A doctor returns to his small Californian hometown to find that there's something not quite right going on with the other citizens.
As far as horror sub-genres go, I'm rather fond of the body-snatcher sub-genre mainly because it's so readily primed to deliver both immediate scares and simmering paranoia. The best films in this sub-genre are more than capable of delivering both and as an added bonus they get to play around with potentially rich themes and metaphorical concepts, though of course it's definitely up to the individual films and the people who make them to flesh them out properly. In that regard, I always wonder what to actually make of the original Invasion of the Body Snatchers if only because it's potentially the most iconic horror movie of the 1950s as it evokes many of the internal and external concerns that plagued a decade largely characterised in pop culture as a combination of both optimism and paranoia. The film (as ultimately released, anyway) begins with such a juxtaposition as a raving madman (Kevin McCarthy) relates his unbelievable story to a psychiatrist. It turns out that he is a doctor who had recently returned to his small Californian hometown, only to start hearing reports from some of the citizens that their loved ones are somehow...different. They're behaving the same and remembering all the same things, but things aren't quite right, and McCarthy eventually starts to notice as well...

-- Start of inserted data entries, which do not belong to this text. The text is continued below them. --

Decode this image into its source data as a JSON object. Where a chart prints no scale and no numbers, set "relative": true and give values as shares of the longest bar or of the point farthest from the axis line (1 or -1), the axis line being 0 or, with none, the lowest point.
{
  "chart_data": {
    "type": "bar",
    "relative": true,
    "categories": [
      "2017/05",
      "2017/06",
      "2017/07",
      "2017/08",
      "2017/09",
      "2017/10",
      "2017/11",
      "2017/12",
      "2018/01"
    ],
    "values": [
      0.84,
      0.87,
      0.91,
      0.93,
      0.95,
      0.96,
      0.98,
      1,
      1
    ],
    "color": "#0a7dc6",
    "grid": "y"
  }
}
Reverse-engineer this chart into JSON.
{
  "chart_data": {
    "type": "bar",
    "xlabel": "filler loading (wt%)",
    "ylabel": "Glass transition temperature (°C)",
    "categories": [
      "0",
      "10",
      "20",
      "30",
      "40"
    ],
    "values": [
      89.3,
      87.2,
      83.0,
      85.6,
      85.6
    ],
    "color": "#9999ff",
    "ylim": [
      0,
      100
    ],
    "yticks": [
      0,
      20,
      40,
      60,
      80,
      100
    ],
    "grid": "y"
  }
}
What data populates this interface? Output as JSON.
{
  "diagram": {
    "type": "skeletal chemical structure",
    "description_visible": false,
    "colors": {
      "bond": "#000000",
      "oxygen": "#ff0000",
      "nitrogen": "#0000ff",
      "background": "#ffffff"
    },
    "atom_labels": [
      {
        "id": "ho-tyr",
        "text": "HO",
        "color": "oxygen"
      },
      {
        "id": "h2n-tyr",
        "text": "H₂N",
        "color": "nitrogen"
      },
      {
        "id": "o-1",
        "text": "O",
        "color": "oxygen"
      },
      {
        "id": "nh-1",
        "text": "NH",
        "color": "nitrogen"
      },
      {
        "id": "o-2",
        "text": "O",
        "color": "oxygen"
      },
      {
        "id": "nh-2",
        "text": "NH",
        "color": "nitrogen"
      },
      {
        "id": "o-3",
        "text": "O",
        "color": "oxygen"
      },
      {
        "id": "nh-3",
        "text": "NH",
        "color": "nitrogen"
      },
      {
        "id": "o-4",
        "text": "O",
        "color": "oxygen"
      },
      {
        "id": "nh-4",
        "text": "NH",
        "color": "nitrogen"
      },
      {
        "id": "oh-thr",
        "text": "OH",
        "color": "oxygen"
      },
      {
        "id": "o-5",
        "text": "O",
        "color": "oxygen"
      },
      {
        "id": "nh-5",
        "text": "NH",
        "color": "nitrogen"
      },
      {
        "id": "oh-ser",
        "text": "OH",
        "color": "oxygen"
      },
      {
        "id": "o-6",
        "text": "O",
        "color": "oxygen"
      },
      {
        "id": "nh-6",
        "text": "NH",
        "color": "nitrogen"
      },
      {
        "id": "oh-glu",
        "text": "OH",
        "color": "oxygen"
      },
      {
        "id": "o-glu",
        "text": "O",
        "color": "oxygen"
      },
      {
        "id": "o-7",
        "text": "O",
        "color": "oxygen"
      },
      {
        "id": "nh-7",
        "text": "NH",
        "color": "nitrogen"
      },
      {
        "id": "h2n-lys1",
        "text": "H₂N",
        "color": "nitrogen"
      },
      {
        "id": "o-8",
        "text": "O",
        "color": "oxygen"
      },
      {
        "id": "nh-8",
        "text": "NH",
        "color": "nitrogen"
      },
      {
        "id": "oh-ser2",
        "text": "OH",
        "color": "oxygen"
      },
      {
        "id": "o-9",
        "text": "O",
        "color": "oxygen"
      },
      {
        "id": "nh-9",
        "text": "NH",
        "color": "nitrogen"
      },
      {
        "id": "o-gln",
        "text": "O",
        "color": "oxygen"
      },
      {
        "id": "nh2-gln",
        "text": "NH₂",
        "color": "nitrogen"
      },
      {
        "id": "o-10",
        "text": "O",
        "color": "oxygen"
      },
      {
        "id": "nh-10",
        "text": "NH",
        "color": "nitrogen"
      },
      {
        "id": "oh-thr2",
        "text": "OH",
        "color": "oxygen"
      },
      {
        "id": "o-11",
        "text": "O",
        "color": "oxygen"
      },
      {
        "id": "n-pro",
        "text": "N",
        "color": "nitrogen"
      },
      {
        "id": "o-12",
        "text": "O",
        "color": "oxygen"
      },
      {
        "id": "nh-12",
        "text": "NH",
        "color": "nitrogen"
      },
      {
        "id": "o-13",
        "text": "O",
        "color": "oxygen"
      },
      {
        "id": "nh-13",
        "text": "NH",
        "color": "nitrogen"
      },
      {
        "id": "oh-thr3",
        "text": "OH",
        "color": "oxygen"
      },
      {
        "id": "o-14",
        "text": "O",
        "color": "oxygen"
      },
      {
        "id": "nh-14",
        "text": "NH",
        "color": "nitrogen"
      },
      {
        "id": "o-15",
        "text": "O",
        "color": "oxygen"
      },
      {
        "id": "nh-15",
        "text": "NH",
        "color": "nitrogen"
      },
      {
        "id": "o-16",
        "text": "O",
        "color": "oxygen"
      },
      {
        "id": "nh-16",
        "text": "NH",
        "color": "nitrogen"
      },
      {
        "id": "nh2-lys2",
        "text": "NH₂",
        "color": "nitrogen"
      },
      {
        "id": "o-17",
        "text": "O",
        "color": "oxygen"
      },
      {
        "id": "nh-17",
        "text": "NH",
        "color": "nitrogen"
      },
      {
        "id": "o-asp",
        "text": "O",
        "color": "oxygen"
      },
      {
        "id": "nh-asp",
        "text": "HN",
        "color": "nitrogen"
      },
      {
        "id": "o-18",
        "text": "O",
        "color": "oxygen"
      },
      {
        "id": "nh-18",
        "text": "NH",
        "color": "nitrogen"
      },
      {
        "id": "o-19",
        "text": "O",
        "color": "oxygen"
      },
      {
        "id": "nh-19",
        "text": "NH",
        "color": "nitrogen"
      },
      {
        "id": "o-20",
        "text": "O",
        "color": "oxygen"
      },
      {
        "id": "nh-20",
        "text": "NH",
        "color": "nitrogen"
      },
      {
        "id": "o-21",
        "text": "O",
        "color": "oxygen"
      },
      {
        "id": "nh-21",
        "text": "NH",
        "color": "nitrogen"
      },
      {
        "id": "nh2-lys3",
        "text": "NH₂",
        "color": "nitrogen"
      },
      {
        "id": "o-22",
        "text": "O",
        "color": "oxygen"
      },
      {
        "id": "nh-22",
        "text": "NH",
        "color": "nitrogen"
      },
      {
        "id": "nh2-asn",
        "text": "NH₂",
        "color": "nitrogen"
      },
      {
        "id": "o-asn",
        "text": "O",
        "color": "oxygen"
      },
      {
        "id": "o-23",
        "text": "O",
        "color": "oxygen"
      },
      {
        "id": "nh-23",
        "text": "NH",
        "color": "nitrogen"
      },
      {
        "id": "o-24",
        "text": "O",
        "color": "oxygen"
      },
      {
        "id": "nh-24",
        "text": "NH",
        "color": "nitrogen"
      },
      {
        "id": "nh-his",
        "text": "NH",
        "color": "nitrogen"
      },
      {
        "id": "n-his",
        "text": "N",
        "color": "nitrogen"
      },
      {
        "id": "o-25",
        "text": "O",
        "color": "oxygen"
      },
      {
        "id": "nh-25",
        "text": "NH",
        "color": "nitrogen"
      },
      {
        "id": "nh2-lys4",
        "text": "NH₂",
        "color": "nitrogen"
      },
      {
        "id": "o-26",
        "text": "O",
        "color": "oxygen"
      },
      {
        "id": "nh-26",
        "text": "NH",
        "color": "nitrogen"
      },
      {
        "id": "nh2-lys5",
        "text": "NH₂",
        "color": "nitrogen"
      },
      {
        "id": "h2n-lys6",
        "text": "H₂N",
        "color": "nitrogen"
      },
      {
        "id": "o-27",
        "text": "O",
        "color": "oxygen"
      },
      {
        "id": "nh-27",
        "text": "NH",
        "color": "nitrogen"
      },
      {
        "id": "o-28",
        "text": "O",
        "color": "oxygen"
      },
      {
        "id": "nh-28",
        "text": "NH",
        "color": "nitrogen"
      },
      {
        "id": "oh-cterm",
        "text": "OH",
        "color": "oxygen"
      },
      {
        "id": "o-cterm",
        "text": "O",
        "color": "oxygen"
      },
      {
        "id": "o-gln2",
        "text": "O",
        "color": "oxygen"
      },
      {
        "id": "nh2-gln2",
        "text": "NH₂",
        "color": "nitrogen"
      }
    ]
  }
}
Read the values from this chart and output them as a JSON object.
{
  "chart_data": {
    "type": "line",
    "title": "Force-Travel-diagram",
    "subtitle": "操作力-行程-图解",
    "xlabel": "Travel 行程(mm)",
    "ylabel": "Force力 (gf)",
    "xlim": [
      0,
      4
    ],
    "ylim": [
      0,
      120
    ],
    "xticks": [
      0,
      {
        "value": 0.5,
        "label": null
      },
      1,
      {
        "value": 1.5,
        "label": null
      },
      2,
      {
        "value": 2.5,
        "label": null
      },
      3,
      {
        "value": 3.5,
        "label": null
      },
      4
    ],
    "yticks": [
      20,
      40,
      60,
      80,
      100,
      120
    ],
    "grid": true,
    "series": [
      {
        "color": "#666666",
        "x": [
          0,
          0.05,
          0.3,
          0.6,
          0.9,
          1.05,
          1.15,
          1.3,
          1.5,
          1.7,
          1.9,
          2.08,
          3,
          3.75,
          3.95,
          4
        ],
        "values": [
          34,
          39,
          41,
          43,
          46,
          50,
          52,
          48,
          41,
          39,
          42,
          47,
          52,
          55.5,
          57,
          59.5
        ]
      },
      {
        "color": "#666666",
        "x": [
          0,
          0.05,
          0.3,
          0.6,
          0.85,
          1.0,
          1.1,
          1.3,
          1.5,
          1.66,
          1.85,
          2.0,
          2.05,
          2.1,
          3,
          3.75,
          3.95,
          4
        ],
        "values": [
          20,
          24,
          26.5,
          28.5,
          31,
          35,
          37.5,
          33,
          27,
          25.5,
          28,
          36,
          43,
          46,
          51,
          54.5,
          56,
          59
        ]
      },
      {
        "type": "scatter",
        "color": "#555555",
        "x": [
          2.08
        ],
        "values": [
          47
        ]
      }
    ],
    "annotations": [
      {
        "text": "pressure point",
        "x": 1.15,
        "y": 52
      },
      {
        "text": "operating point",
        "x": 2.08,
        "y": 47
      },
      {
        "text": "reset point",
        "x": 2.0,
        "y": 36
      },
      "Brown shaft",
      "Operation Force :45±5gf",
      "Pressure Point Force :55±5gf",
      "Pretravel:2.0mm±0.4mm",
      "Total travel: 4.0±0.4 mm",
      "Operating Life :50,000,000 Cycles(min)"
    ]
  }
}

Though you can definitely point and laugh at some of the exceptionally hokey moments on display here (I know I did when I first watched it many years ago), there's no denying the sheer effectiveness of the premise that more than carries the moments where the film's age catches up to it. The practical effects used to render the body-snatchers' plant-based life cycle are certainly solid and at least a little creepy-looking, but so much of what makes Invasion of the Body Snatchers a good horror is everything else about it. We're obviously on the lookout for anything remotely suspicious from the jump as children run away from parents and people go through their daily routines perhaps a little too routinely (or not, as in the case of a bustling restaurant suddenly becoming empty), and that's before things crank up a notch with the discovery of the pods that grow the replicas and how they work (and really, something about the idea of something killing and replacing you in your sleep is particularly unsettling, especially here where it's never shown on-screen and thus adds to the nightmarish quality of the scenario). Given the period and setting in which it takes place, one also sees a thinly-veiled metaphor for how America saw the encroaching threat of communist insurgency, though it is vague enough that the coldly unemotional antagonists could be interpreted as either representing said insurgents converting citizens to their ideology or (more incisively) rampant anti-communist hysteria going overboard in trying to eradicate any sense of individuality that contrasted with their extremely narrow idea of what America (and, by extension, the world) should be. I'd say the latter interpretation certainly goes a long way towards helping Invasion of the Body Snatchers hold up as well as it does, and while it's still got its flaws, it might well be the definitive 1950s horror movie regardless.